Itu bermula setidaknya sejak era sang pendahulu al-Watsiq, Khalifah al-Mu’tashim Billah. Ia membangun Samarra, yang kemudian menjadi ibu kota baru setelah Baghdad. Dibangunnya kota di sisi timur Sungai Tigris itu tidak hanya berarti perpindahan pusat pemerintahan. Sebab, ada persoalan sosial dan politik yang kompleks di balik kebijakan tersebut.

Al-Mu’tashim dikenal sebagai pemimpin yang sangat mengandalkan jasa para budak Turki, khususnya untuk menjaga keamanan pribadi. Bahkan, ibu kandungnya pun berasal dari golongan tersebut. Sebagai catatan, nama Turki di sini tidak identik dengan negara yang sekarang beribu kota di Ankara, melainkan sekelompok bangsa yang bernenek moyang suku-suku Turkic atau Turks penghuni stepa Asia Tengah.

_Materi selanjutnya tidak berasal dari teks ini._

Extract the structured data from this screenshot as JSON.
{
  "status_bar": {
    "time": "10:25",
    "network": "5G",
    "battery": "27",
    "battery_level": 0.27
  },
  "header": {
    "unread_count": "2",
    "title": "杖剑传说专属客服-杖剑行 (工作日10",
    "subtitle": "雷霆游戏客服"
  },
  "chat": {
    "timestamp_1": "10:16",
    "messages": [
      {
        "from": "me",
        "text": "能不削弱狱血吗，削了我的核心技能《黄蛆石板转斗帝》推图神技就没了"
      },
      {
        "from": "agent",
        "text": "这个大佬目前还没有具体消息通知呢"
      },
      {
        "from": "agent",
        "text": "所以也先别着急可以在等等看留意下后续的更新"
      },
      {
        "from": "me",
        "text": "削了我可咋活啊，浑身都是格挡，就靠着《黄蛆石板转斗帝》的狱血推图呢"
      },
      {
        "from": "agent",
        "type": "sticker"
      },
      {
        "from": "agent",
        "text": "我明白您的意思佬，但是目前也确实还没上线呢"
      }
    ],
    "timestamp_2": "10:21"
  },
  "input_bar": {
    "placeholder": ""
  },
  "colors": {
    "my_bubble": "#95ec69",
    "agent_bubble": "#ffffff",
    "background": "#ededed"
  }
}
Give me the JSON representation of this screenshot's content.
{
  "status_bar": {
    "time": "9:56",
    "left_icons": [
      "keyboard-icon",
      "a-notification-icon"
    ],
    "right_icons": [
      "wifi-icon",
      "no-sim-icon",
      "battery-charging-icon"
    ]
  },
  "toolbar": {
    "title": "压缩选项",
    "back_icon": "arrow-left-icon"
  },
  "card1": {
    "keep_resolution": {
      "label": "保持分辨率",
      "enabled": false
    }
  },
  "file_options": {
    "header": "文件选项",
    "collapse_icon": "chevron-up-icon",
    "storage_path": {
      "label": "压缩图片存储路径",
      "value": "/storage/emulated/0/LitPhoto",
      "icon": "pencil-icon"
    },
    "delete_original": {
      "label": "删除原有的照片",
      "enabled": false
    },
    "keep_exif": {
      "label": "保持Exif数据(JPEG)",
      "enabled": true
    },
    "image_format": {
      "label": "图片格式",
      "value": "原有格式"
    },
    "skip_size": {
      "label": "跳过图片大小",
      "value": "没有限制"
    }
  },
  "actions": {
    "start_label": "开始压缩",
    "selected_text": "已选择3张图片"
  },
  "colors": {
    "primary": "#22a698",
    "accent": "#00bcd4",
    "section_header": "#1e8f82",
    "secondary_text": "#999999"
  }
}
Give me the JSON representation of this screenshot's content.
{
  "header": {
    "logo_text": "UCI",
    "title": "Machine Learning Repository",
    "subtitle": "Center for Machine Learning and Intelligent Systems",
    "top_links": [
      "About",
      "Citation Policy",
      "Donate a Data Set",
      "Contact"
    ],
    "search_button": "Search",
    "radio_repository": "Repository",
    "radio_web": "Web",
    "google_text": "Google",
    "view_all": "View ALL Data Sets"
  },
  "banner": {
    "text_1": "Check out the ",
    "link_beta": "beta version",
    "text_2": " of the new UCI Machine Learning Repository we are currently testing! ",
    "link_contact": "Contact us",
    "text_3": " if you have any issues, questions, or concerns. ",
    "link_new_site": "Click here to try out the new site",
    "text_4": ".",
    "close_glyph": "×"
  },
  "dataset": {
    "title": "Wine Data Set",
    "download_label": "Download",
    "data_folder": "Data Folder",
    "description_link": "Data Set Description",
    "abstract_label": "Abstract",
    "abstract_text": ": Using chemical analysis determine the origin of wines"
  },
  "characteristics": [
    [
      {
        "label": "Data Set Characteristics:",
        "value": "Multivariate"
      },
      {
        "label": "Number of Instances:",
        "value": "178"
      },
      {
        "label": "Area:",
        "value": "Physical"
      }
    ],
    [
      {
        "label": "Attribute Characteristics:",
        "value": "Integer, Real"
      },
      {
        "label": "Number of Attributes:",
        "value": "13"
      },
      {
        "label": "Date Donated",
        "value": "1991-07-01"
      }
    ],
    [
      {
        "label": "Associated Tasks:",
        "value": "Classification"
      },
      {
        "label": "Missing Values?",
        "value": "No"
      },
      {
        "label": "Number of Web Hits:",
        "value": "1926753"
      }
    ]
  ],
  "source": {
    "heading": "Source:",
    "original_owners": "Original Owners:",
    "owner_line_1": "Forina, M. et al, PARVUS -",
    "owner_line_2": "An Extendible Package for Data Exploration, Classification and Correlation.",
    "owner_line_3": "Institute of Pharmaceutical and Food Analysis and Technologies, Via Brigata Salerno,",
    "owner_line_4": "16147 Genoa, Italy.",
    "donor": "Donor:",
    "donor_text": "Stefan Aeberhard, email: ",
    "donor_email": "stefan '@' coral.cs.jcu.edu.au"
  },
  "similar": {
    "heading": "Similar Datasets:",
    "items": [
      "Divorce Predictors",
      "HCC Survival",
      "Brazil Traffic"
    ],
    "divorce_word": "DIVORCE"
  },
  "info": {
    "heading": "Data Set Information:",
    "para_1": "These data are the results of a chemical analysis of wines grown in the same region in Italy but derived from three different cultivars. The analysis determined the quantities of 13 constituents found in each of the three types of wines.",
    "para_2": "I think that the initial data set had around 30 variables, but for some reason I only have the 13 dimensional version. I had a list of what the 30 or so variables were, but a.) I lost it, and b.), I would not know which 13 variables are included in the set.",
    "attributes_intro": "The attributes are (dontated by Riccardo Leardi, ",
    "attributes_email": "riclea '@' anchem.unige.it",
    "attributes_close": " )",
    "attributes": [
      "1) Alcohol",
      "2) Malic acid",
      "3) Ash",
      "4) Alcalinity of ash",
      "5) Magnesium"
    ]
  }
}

Kedekatannya dengan orang-orang Turki menimbulkan kegusaran di tengah rakyat. Bukan sekali dua-kali masyarakat menyaksikan, berbagai kericuhan di Baghdad disebabkan aksi onar oknum-oknum dari suku bangsa tersebut.

Bukannya peka, al-Mu’tashim justru sengaja menunjukkan dukungannya kepada kaum mawali Turki.

Bukannya peka, al-Mu’tashim justru sengaja menunjukkan dukungannya kepada kaum mawali Turki. Dia, misalnya, memberikan sejumlah jabatan penting di pemerintahan kepada orang-orang Turki.

Baghdad kian “panas". Atas anjuran beberapa tokoh Turki, al-Mu’tashim pun membuka ibu kota baru di Samarra. Menurut Osman SA Ismail dalam artikelnya, “Mu’tasim and the Turks” (1966), perpindahan ibu kota ke Samarra merupakan awal dari Era Isolasi Abbasiyah.

Dalam arti, para khalifah semakin terkucil dari dukungan orang-orang Arab. Pada saat yang sama, pengaruh orang-orang Turki di pemerintahan kian meningkat. Mereka itu dahulunya berstatus atau keturunan budak, tetapi kini berkuasa. Bahkan, kekuasaannya secara de facto melampaui kontrol khalifah.

Benih-benih kemerosotan Bani Abbasiyah tampak dalam periode dominasi Turki ini. Apalagi, dalam kurun tahun 861-870. Kalangan sejarawan menyebutnya sebagai masa “Anarki di Samarra.” Disebut “anarki” karena selama sembilan tahun itu ada empat khalifah yang berkuasa. Namun, keempatnya hanyalah “boneka” dari faksi-faksi militer Abbasiyah yang seluruhnya berkebangsaan Turki.

Dengan demikian, kesatuan politik kian jauh panggang dari api. Mengutip Ensiklopedi Islam, lemahnya posisi khalifah menjadikan wibawa pemerintah pusat kian merosot. Akhirnya, Bani Abbasiyah mengalami kemunduran yang signifikan. Selain campur tangan kaum (militer) Turki, pelbagai faktor penyebab kekacauan itu ialah luasnya wilayah Abbasiyah yang harus dikendalikan, sementara jalur komunikasi dan efektivitas birokrasi sangat lambat.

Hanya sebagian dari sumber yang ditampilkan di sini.